Ritchie Faye, Sapelli Laura, Smith Julie A, Paveley Neil D, Lees Alison K, Bain Ruairidh A, Ritchie James M
ADAS Boxworth, Boxworth, UK.
Centre for Agriculture, Food and Environmental Management, School of Life and Medical Sciences, University of Hertfordshire, Hatfield, UK.
Pest Manag Sci. 2025 Apr;81(4):2337-2346. doi: 10.1002/ps.8629. Epub 2025 Jan 10.
Identifying robust integrated pest management (IPM) strategies requires the testing of multiple factors at the same time and assessing their combined effects e.g., on disease control. This makes field-based experiments large, resource intensive and expensive.
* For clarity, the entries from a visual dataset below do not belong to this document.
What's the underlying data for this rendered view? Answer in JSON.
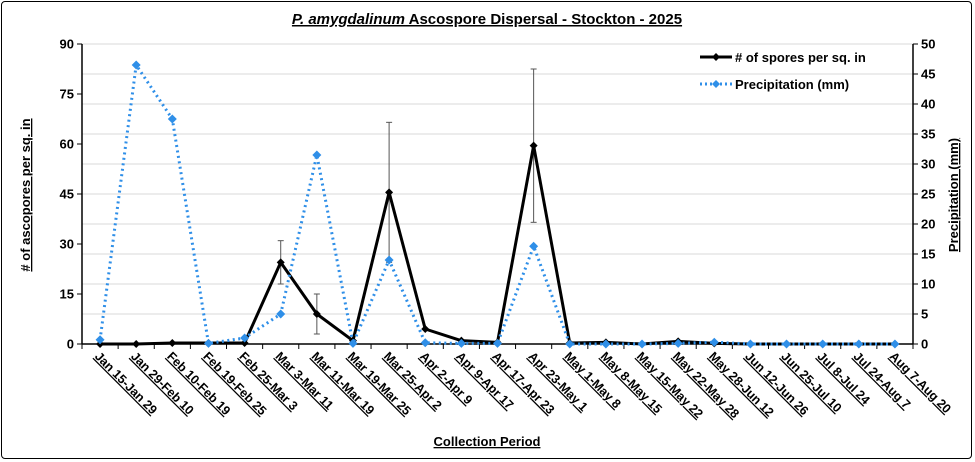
{
  "chart_data": {
    "type": "line",
    "title_italic": "P. amygdalinum",
    "title_rest": " Ascospore Dispersal - Stockton - 2025",
    "xlabel": "Collection Period",
    "ylabel": "# of ascopores per sq. in",
    "y2label": "Precipitation (mm)",
    "ylim": [
      0,
      90
    ],
    "yticks": [
      0,
      15,
      30,
      45,
      60,
      75,
      90
    ],
    "y2lim": [
      0,
      50
    ],
    "y2ticks": [
      0,
      5,
      10,
      15,
      20,
      25,
      30,
      35,
      40,
      45,
      50
    ],
    "grid": true,
    "legend_position": "top-right",
    "categories": [
      "Jan 15-Jan 29",
      "Jan 29-Feb 10",
      "Feb 10-Feb 19",
      "Feb 19-Feb 25",
      "Feb 25-Mar 3",
      "Mar 3-Mar 11",
      "Mar 11-Mar 19",
      "Mar 19-Mar 25",
      "Mar 25-Apr 2",
      "Apr 2-Apr 9",
      "Apr 9-Apr 17",
      "Apr 17-Apr 23",
      "Apr 23-May 1",
      "May 1-May 8",
      "May 8-May 15",
      "May 15-May 22",
      "May 22-May 28",
      "May 28-Jun 12",
      "Jun 12-Jun 26",
      "Jun 25-Jul 10",
      "Jul 8-Jul 24",
      "Jul 24-Aug 7",
      "Aug 7-Aug 20"
    ],
    "series": [
      {
        "name": "# of spores per sq. in",
        "axis": "left",
        "color": "#000000",
        "style": "solid",
        "values": [
          0,
          0,
          0.3,
          0.3,
          0.3,
          24.5,
          9,
          1,
          45.5,
          4.5,
          1,
          0.5,
          59.5,
          0.3,
          0.5,
          0,
          0.8,
          0.2,
          0,
          0,
          0,
          0,
          0
        ],
        "error": [
          null,
          null,
          null,
          null,
          null,
          6.5,
          6,
          null,
          21,
          null,
          null,
          null,
          23,
          null,
          null,
          null,
          null,
          null,
          null,
          null,
          null,
          null,
          null
        ]
      },
      {
        "name": "Precipitation (mm)",
        "axis": "right",
        "color": "#2f8fe8",
        "style": "dotted",
        "values": [
          0.7,
          46.5,
          37.5,
          0.1,
          1,
          5,
          31.5,
          0.1,
          14,
          0.2,
          0.1,
          0.1,
          16.3,
          0,
          0,
          0,
          0.1,
          0.3,
          0,
          0,
          0,
          0,
          0
        ]
      }
    ]
  }
}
Hence, there are limits to the number of treatment combinations that can be practically tested under field conditions. Taguchi approach to design of experiments (DOE) or the Taguchi approach is commonly employed to enhance the quality of industrial products. It uses smaller experiments than classical DOE but its applicability to late blight research, and agricultural research, has not been widely evaluated.
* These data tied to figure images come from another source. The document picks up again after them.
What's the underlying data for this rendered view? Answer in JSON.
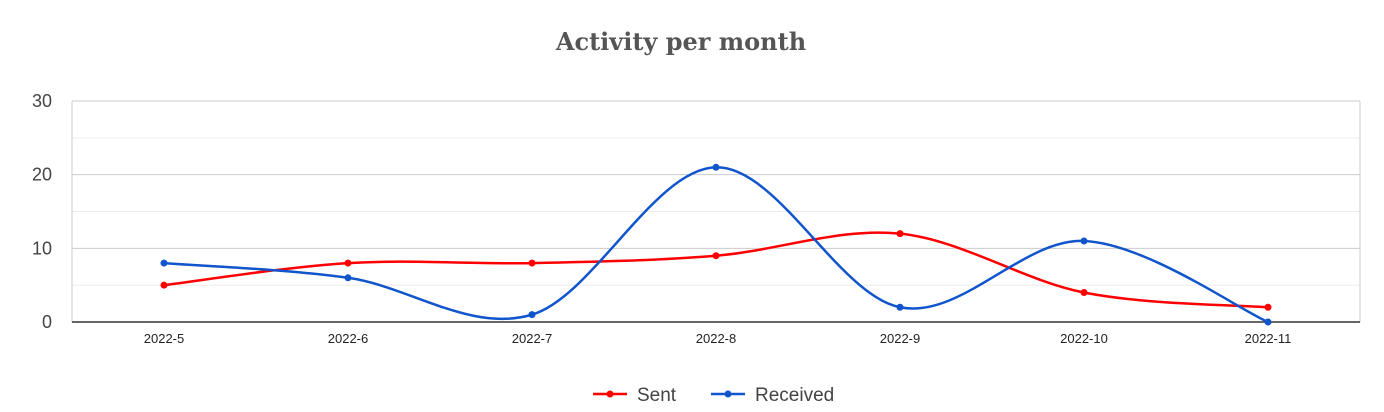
{
  "chart_data": {
    "type": "line",
    "title": "Activity per month",
    "categories": [
      "2022-5",
      "2022-6",
      "2022-7",
      "2022-8",
      "2022-9",
      "2022-10",
      "2022-11"
    ],
    "series": [
      {
        "name": "Sent",
        "color": "#ff0000",
        "values": [
          5,
          8,
          8,
          9,
          12,
          4,
          2
        ]
      },
      {
        "name": "Received",
        "color": "#1155cc",
        "values": [
          8,
          6,
          1,
          21,
          2,
          11,
          0
        ]
      }
    ],
    "ylim": [
      0,
      30
    ],
    "yticks": [
      0,
      10,
      20,
      30
    ],
    "grid": true,
    "smooth": true,
    "legend": "bottom"
  }
}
Two existing datasets, following the same protocol and investigating the effectiveness of different IPM treatments to control late blight, caused by Phytophthora infestans, on potato, were used to test the Taguchi approach. Disease severity was quantified as area under the disease progress curve (AUDPC). The method could accurately predict the performance of a cultivar and fungicide-based integrated disease management strategy from a small dataset and identified cultivar as a key factor for disease control. Linear regression demonstrated a strong and statistically significant relationship between AUDPC values collected during the original experiments and the predicted disease severity values generated using the Taguchi method.
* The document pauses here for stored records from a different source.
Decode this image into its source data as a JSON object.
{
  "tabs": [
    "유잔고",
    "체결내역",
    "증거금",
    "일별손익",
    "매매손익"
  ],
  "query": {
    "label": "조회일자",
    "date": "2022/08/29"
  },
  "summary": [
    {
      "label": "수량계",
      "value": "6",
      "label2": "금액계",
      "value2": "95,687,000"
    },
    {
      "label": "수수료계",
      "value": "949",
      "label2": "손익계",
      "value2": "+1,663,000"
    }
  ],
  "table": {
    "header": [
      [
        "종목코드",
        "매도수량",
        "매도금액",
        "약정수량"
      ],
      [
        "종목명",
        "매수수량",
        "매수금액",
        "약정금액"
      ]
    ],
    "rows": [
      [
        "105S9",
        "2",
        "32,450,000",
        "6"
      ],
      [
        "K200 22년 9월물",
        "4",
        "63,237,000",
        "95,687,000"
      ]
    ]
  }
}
The Taguchi approach can accurately predict disease severity, with predicted values similar to those collected during the original experiments. Moreover, associated analyses identified the most effective treatment combinations and the factors that exert the greatest influence on disease control. The relevance of this approach when designing and interpreting IPM strategies is discussed. © 2025 Society of Chemical Industry.
确定稳健的病虫害综合防治(IPM)策略需要同时测试多个因素,并评估它们的综合效果,例如对疾病控制的效果。这使得基于田间的实验规模大、资源密集且成本高昂。因此,在田间条件下实际可测试的处理组合数量有限。田口实验设计方法(DOE)或田口方法通常用于提高工业产品的质量。它使用比经典DOE更小的实验,但它在晚疫病研究和农业研究中的适用性尚未得到广泛评估。
使用两个遵循相同方案并调查不同IPM处理对马铃薯上由致病疫霉引起的晚疫病控制效果的现有数据集,来测试田口方法。病害严重程度通过病害进展曲线下面积(AUDPC)进行量化。该方法可以从小数据集中准确预测品种和基于杀菌剂的综合病害管理策略的性能,并将品种确定为疾病控制的关键因素。线性回归表明,在原始实验中收集的AUDPC值与使用田口方法生成的预测病害严重程度值之间存在强且具有统计学意义的关系。
田口方法可以准确预测病害严重程度,预测值与原始实验中收集的值相似。此外,相关分析确定了最有效的处理组合以及对疾病控制影响最大的因素。讨论了该方法在设计和解释IPM策略时的相关性。© 2025化学工业协会。